Today I woke up a little late. I had a headache, and I felt dazed. Usually I like to go to the computer first thing and put in about thirty minutes of meditative writing, but the boy would wake up soon and I would have to be around to make sure he got ready for school. After I got back from taking him to school it took me another hour or so to finally sit down to work.
I opened the story I was working on yesterday. The voice in my head said “fuuuuuuck” as if I were about to fill out an employment application demanding I mark the date of every menial job I’ve ever had and list all my past supervisors’ phone numbers, physical addresses, and names of children. I just couldn’t pick up where I left my poor protagonist, so I killed him immediately and started following around this strange pastor, who began to remember seeing a woman walk into a pond and never reemerge. And it was fun for a while, but I’m almost positive that tomorrow I’ll kill him off as well. I’m the serial killer of a fiction writing, stalking his prey and making short work of them before they have a chance to see their stories unfold. I guess that’s where I’m at in my artistic development.
I try not to be overly worried about this. I read regularly, I write daily, and I take note of my weaknesses. What else can I do? It seems like hating myself for not having talent won’t help me get any better, and I doubt I’m going to stop writing any time soon considering how much self-loathing I’ve already lugged around so far without quitting. I might as well accept my limitations and keep on chugging along.

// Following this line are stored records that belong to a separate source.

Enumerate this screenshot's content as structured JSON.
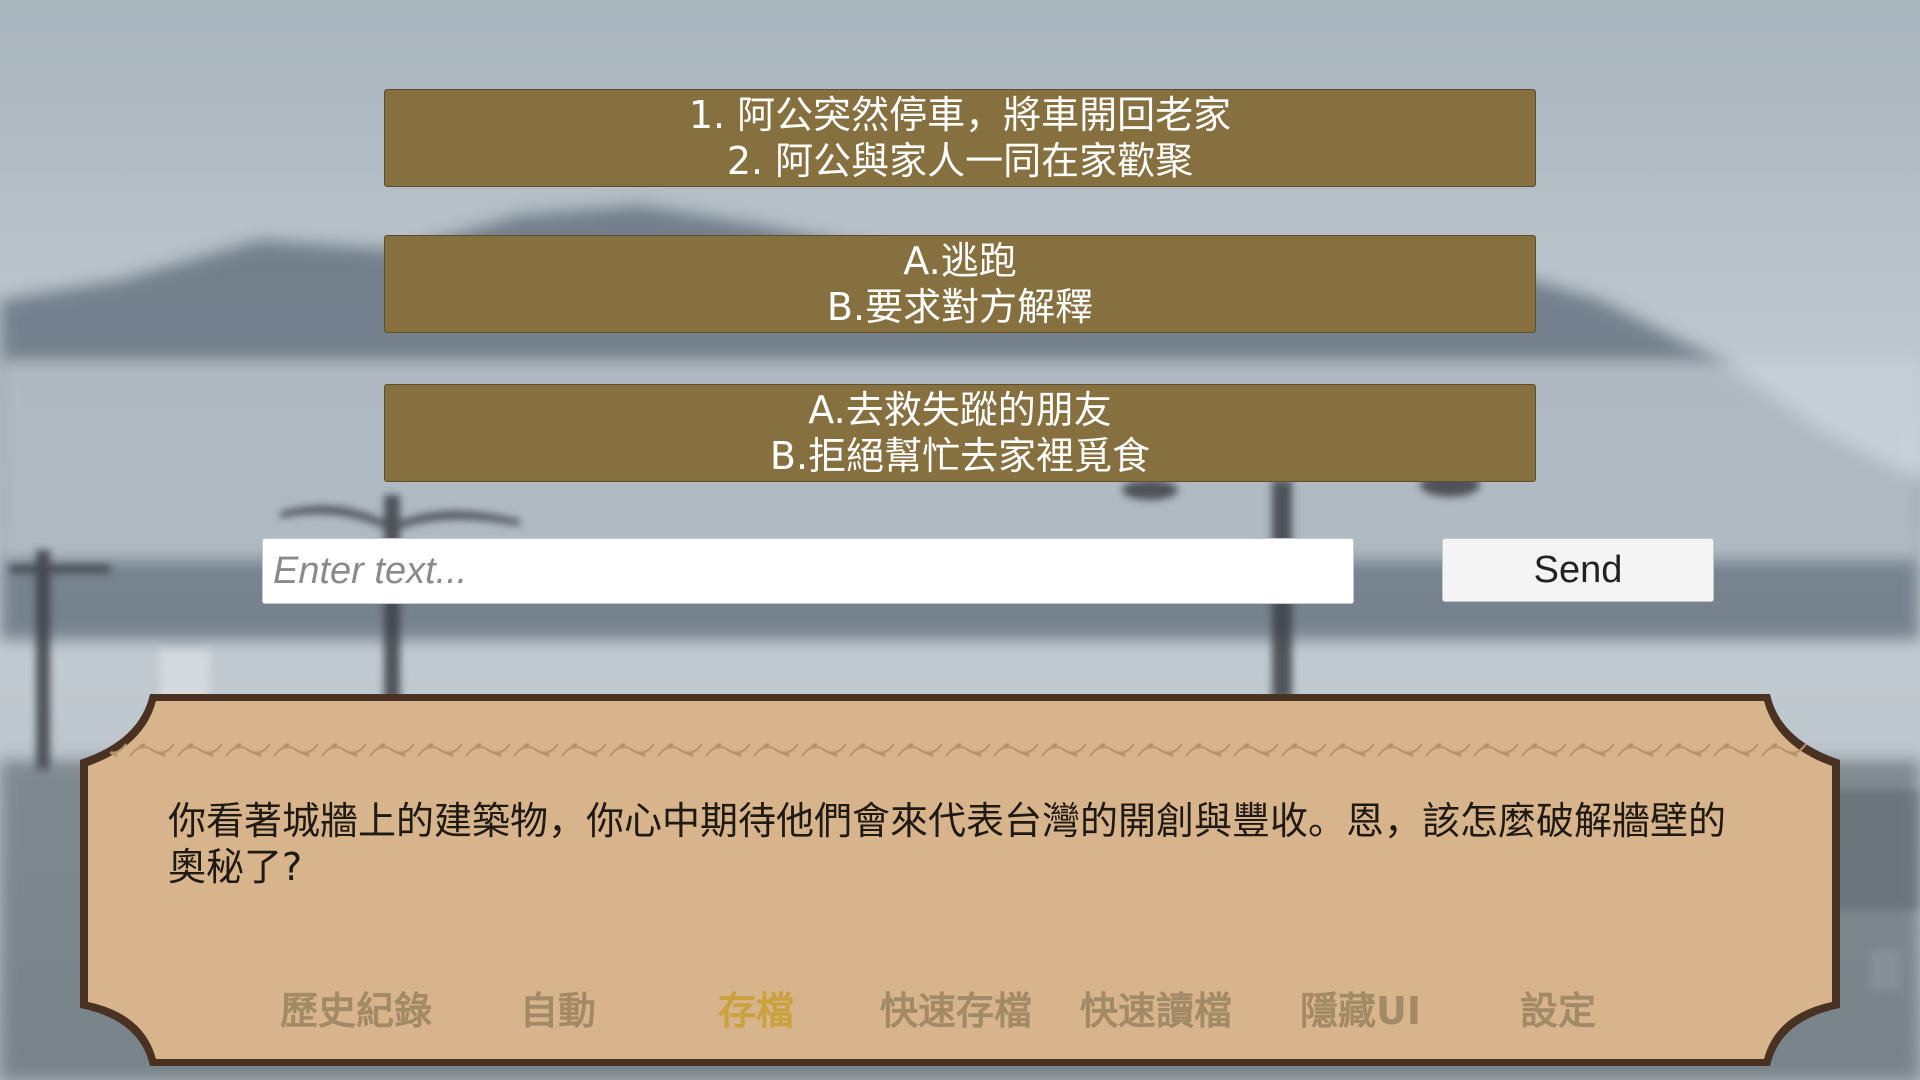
{
  "choices": [
    {
      "line1": "1. 阿公突然停車，將車開回老家",
      "line2": "2. 阿公與家人一同在家歡聚"
    },
    {
      "line1": "A.逃跑",
      "line2": "B.要求對方解釋"
    },
    {
      "line1": "A.去救失蹤的朋友",
      "line2": "B.拒絕幫忙去家裡覓食"
    }
  ],
  "input": {
    "placeholder": "Enter text...",
    "value": ""
  },
  "send_label": "Send",
  "dialog": {
    "text": "你看著城牆上的建築物，你心中期待他們會來代表台灣的開創與豐收。恩，該怎麼破解牆壁的奧秘了?"
  },
  "menu": {
    "history": "歷史紀錄",
    "auto": "自動",
    "save": "存檔",
    "quick_save": "快速存檔",
    "quick_load": "快速讀檔",
    "hide_ui": "隱藏UI",
    "settings": "設定"
  },
  "colors": {
    "choice_bg": "#86703f",
    "panel_bg": "#d7b48c",
    "panel_border": "#4a3222",
    "menu_text": "#a38a67",
    "menu_active": "#c9a23c"
  }
}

What keeps me coming back is the process anyway. I enjoy when I’m in the act of creating a scene or a character, even if afterwards I don’t have much to show for it. It’s that problem of being able to see something in your head but just not having the skill to adequately translate it into a communicable medium. It’s similar to why no one is ever interested in hearing you describe a particularly moving dream you had. I don’t think anyone ever has been able to perfectly get across their dream, but certainly a handful have gotten much closer than everyone else. I think that’s why writers like Tolstoy can seem so great even when he’s describing something pretty mundane. His writing transports readers, so they see what he dreams.
Despite my stated resolution to be comfortable within my current limitations, I spent most of the afternoon wondering if I should be doing things differently, whether I should be more disciplined in learning the craft, going back to square one. I read that Joyce Carol Oates loved diagramming sentences in school when everyone else hated it, and I thought I should diagram sentences. Then I went online and spent about five minutes looking up “how to diagram sentences” and then spent a solid hour watching NBA highlights on Youtube. I don’t know what’s wrong with me, but I can’t do tedious things. Sentence diagrams, employment applications, taxes, reviving dead stories, none of it. I’d rather embody the infinite monkey theorem than do something as agonizing as… what do you call it? Work.

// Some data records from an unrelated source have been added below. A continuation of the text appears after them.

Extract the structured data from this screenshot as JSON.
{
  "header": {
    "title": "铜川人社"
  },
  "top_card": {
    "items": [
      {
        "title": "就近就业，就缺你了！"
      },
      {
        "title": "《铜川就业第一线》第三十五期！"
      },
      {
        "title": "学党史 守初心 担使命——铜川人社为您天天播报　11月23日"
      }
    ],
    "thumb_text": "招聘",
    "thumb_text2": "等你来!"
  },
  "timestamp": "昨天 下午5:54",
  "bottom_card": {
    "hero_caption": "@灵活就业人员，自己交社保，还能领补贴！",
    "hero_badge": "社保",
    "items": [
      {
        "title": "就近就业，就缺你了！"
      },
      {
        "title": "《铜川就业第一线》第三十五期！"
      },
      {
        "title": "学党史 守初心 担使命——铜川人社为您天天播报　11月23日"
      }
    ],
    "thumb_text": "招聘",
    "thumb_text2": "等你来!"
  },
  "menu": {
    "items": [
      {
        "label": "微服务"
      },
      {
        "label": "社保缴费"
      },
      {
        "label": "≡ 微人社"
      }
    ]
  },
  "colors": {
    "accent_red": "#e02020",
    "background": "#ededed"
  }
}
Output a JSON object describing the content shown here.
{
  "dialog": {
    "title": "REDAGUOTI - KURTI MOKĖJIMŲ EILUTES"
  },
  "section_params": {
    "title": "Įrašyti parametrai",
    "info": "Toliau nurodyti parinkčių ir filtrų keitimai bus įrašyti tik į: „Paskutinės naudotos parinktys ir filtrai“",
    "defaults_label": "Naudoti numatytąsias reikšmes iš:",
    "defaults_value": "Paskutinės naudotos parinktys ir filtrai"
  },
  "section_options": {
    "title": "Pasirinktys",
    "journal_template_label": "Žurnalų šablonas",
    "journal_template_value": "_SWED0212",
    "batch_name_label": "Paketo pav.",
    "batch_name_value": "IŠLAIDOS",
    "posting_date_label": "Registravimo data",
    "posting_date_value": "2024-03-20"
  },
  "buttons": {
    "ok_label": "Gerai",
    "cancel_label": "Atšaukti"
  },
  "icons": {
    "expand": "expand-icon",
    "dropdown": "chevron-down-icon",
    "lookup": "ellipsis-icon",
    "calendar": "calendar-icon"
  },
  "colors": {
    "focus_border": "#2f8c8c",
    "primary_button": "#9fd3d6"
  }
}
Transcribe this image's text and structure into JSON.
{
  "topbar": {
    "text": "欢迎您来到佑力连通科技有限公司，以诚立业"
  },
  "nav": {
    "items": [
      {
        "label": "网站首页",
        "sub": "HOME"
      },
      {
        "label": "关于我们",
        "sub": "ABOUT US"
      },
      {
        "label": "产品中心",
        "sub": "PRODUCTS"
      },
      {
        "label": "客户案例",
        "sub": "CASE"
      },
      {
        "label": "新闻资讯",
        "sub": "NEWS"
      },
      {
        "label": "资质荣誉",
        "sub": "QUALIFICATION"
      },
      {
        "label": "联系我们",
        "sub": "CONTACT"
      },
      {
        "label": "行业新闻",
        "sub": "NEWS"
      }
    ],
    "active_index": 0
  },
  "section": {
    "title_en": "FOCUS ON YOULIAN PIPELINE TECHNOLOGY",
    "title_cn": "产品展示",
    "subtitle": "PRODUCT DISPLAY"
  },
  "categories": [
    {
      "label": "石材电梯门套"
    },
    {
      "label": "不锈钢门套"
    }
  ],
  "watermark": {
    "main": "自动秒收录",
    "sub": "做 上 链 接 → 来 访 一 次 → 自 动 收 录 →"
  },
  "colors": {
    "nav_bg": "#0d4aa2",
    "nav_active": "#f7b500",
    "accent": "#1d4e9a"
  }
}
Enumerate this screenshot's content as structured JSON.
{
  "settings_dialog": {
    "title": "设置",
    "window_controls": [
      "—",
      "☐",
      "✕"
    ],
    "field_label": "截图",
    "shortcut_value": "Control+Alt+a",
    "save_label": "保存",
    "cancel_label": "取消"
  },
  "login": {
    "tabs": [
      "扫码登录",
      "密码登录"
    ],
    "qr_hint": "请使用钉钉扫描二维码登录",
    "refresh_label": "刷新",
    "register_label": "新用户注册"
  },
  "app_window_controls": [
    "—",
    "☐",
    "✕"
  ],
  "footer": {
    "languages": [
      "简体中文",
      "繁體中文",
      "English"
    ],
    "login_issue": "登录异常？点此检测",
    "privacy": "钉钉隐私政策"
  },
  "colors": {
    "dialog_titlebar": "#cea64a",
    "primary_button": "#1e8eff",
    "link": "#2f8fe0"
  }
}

I think, for me, the decision about whether or not one should be intentional about his own development comes down to knowing where he’s at and where he’s trying to get to next. An intention has to be internally persuasive for someone to actually pull it off; it can’t just be something that one thinks one ought to do based on his vague understanding of some abstract world or what some uncaring authority tells him to do.

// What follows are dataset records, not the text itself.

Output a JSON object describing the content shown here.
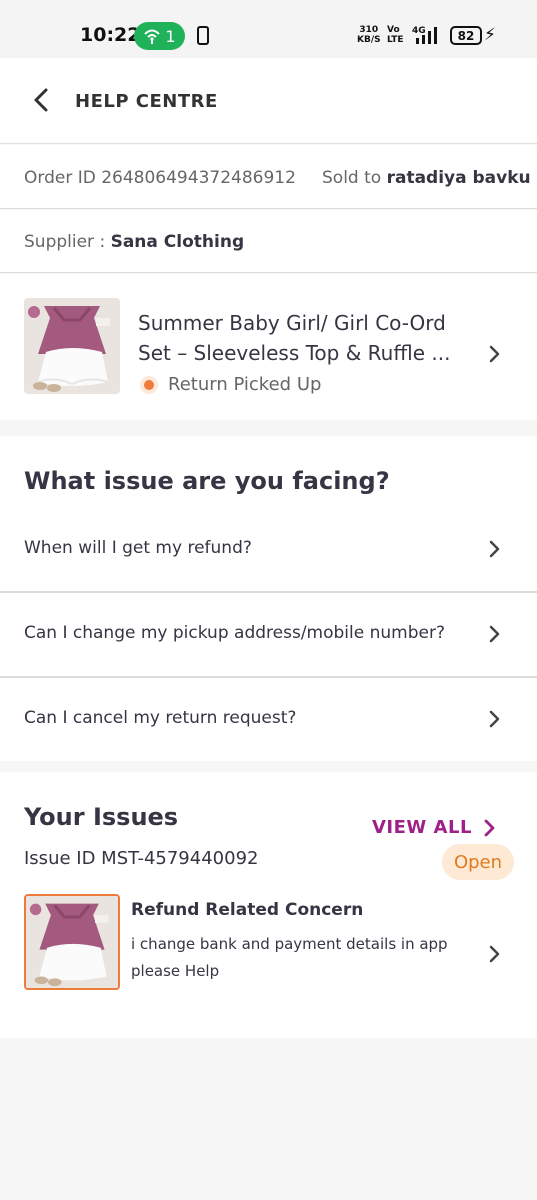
{
  "status_bar": {
    "time": "10:22",
    "hotspot_count": "1",
    "net_speed_value": "310",
    "net_speed_unit": "KB/S",
    "volte_top": "Vo",
    "volte_bottom": "LTE",
    "network_type": "4G",
    "battery_level": "82"
  },
  "header": {
    "title": "HELP CENTRE"
  },
  "order": {
    "order_id": "Order ID 264806494372486912",
    "sold_to_label": "Sold to",
    "sold_to_name": "ratadiya bavku",
    "supplier_label": "Supplier :",
    "supplier_name": "Sana Clothing"
  },
  "product": {
    "name": "Summer Baby Girl/ Girl Co-Ord Set –  Sleeveless Top & Ruffle ...",
    "status": "Return Picked Up"
  },
  "faq": {
    "heading": "What issue are you facing?",
    "questions": [
      "When will I get my refund?",
      "Can I change my pickup address/mobile number?",
      "Can I cancel my return request?"
    ]
  },
  "your_issues": {
    "heading": "Your Issues",
    "view_all": "VIEW ALL",
    "issue_id": "Issue ID MST-4579440092",
    "status": "Open",
    "title": "Refund Related Concern",
    "description": "i change bank and payment details in app please Help"
  },
  "colors": {
    "accent": "#9f2089",
    "status_orange": "#ee7b3a",
    "open_badge_bg": "#fde9d4",
    "hotspot_green": "#1fb25a"
  },
  "icons": [
    "back-arrow-icon",
    "chevron-right-icon",
    "hotspot-icon",
    "signal-icon",
    "battery-icon",
    "charging-icon"
  ]
}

And now I’m wondering why any of this matters. I mean, isn’t the very obsession with constant improvement a bit silly? How many lovely stories and grand adventures could have had by now if I just stopped worrying so much about whether or not I’m good enough in the eyes of a few overeducated critics that exist entirely in my head? Write good stories because it’s fun. Write good sentences because it’s fun. Read good books because they’re fun.
The answer to most of my problems is to get my head out of my ass.